Iran-backed Houthis have thrown abducted Yemeni model and actress Entesar Al-Hammadi into solitary confinement as punishment for her protest against the initial incarceration and prison conditions, the model’s lawyer said on Thursday.
Khaled Mohammed Al-Kamal told Arab News that a prosecutor from the rebel-controlled West Sanaa court on Wednesday questioned the model inside the central prison after officials refused to transfer her for a court trial over the past few weeks.
When the investigation ended, the 20-year-old Al-Hammadi verbally clashed with a captor and shouted out about the abduction and miserable prison conditions she had experienced.
Prison officials responded to the outburst by holding Al-Hammadi in solitary confinement, the lawyer said.
“She was separated from her colleagues,” Al-Kamal said. “She is going through bad psychological conditions inside the prison.”
Al-Hammadi and two of her friends were abducted from a Sanaa street on Feb. 20. Yemeni officials said the three actresses were traveling to shoot a TV drama series when the rebels stopped their vehicle on Sanaa’s Hadda Street and took them to an unknown location.
The abduction is the latest in a string of attacks by the Houthis on dissidents and liberal women in areas under the group’s control.
Local and international groups along with government officials have strongly condemned the abduction and called upon the rebels to release them. The Houthis have ignored demands and pledged to put them on trial but to no avail.
Al-Kamal said there were no clear accusations against the model, but he suspected that the Houthis might accuse her of committing “an immoral act,” for not covering her hair or walking without a male guardian in the street.
“I was very optimistic that my client would be released since the prosecutor did not find clear accusations against her,” he said.
Al-Hammadi had participated in two TV drama series and spoken publicly about her ambition of becoming an international supermodel. During the COVID-19 pandemic, Al-Hammadi used social media to promote traditional Yemeni dresses and beauty products.

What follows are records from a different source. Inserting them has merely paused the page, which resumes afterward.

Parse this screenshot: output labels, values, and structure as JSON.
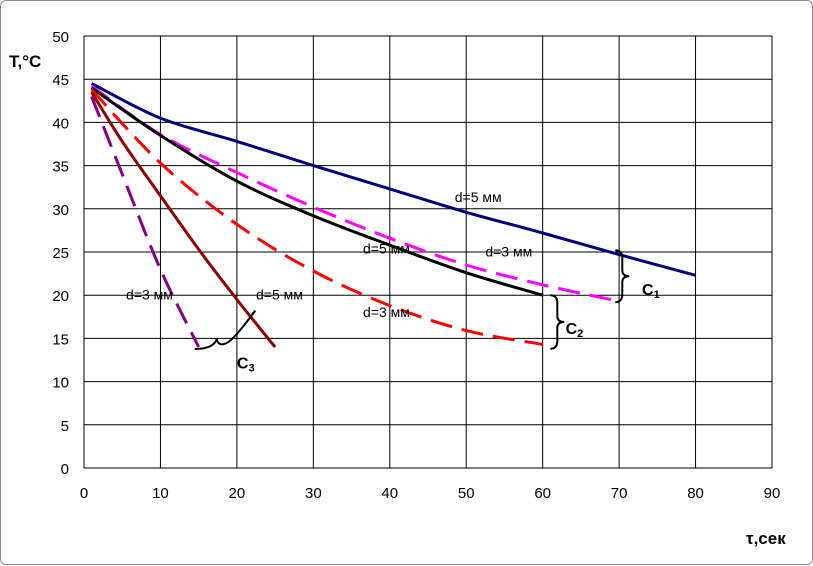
{
  "chart_data": {
    "type": "line",
    "xlabel": "τ,сек",
    "ylabel": "T,°C",
    "xlim": [
      0,
      90
    ],
    "ylim": [
      0,
      50
    ],
    "xticks": [
      0,
      10,
      20,
      30,
      40,
      50,
      60,
      70,
      80,
      90
    ],
    "yticks": [
      0,
      5,
      10,
      15,
      20,
      25,
      30,
      35,
      40,
      45,
      50
    ],
    "grid": true,
    "legend": "none",
    "series": [
      {
        "color": "#000080",
        "dash": "solid",
        "x": [
          1,
          10,
          20,
          30,
          40,
          50,
          60,
          70,
          80
        ],
        "y": [
          44.5,
          40.5,
          37.8,
          35.0,
          32.3,
          29.6,
          27.2,
          24.7,
          22.3
        ]
      },
      {
        "color": "#ff00ff",
        "dash": "dashed",
        "x": [
          1,
          10,
          20,
          30,
          40,
          50,
          60,
          70
        ],
        "y": [
          44.2,
          38.6,
          34.2,
          30.2,
          26.6,
          23.5,
          21.2,
          19.3
        ]
      },
      {
        "color": "#000000",
        "dash": "solid",
        "x": [
          1,
          10,
          20,
          30,
          40,
          50,
          60
        ],
        "y": [
          44.0,
          38.5,
          33.2,
          29.2,
          25.8,
          22.6,
          20.0
        ]
      },
      {
        "color": "#ff0000",
        "dash": "dashed",
        "x": [
          1,
          10,
          20,
          30,
          40,
          50,
          60
        ],
        "y": [
          43.8,
          35.3,
          28.2,
          22.8,
          18.8,
          15.9,
          14.3
        ]
      },
      {
        "color": "#8b0000",
        "dash": "solid",
        "x": [
          1,
          5,
          10,
          15,
          20,
          25
        ],
        "y": [
          43.5,
          37.8,
          31.5,
          25.3,
          19.5,
          14.0
        ]
      },
      {
        "color": "#800080",
        "dash": "dashed",
        "x": [
          1,
          5,
          10,
          15
        ],
        "y": [
          43.0,
          34.0,
          23.0,
          14.0
        ]
      }
    ],
    "annotations": [
      {
        "text": "d=5 мм",
        "x": 48.5,
        "y": 30.8
      },
      {
        "text": "d=5 мм",
        "x": 36.5,
        "y": 24.8
      },
      {
        "text": "d=3 мм",
        "x": 52.5,
        "y": 24.5
      },
      {
        "text": "d=3 мм",
        "x": 36.5,
        "y": 17.5
      },
      {
        "text": "d=3 мм",
        "x": 5.5,
        "y": 19.5
      },
      {
        "text": "d=5 мм",
        "x": 22.5,
        "y": 19.5
      }
    ],
    "groups": [
      {
        "label": "C",
        "sub": "1",
        "x": 73.0,
        "y": 20.0
      },
      {
        "label": "C",
        "sub": "2",
        "x": 63.0,
        "y": 15.5
      },
      {
        "label": "C",
        "sub": "3",
        "x": 20.0,
        "y": 11.5
      }
    ]
  }
}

The detainment of the actresses has sparked outrage inside and outside Yemen as human rights activists and government officials compared Houthi suppression of women to similar activities by terrorist organizations such as Al-Qaeda and Daesh.

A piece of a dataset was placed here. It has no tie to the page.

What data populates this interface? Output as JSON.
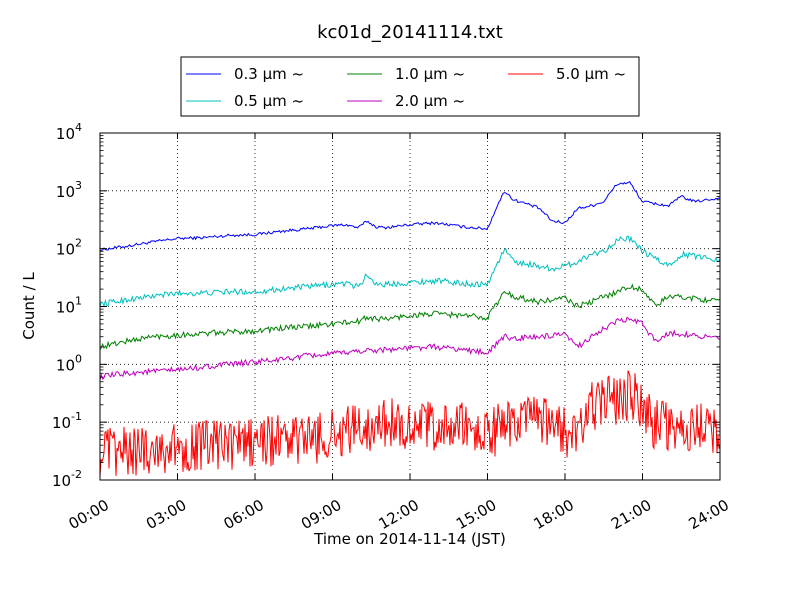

In other developments around Sanaa, the Yemen Journalist Union said armed Houthis confiscated a media center after accusing them of collaborating with the internationally recognized Yemen government and the Arab coalition.
Taha Al-Ma’ameri, director of Yemen Digital Media, alerted the union that armed Houthis stormed the center and expelled workers and guards while replacing them with others.
The union accused the Houthis of fabricating accusations against independent media outlets in order to seize them.
It also urged Arab and international journalist unions to support Yemen Digital Media by pressuring the Houthis into ending their crackdown on independent journalists.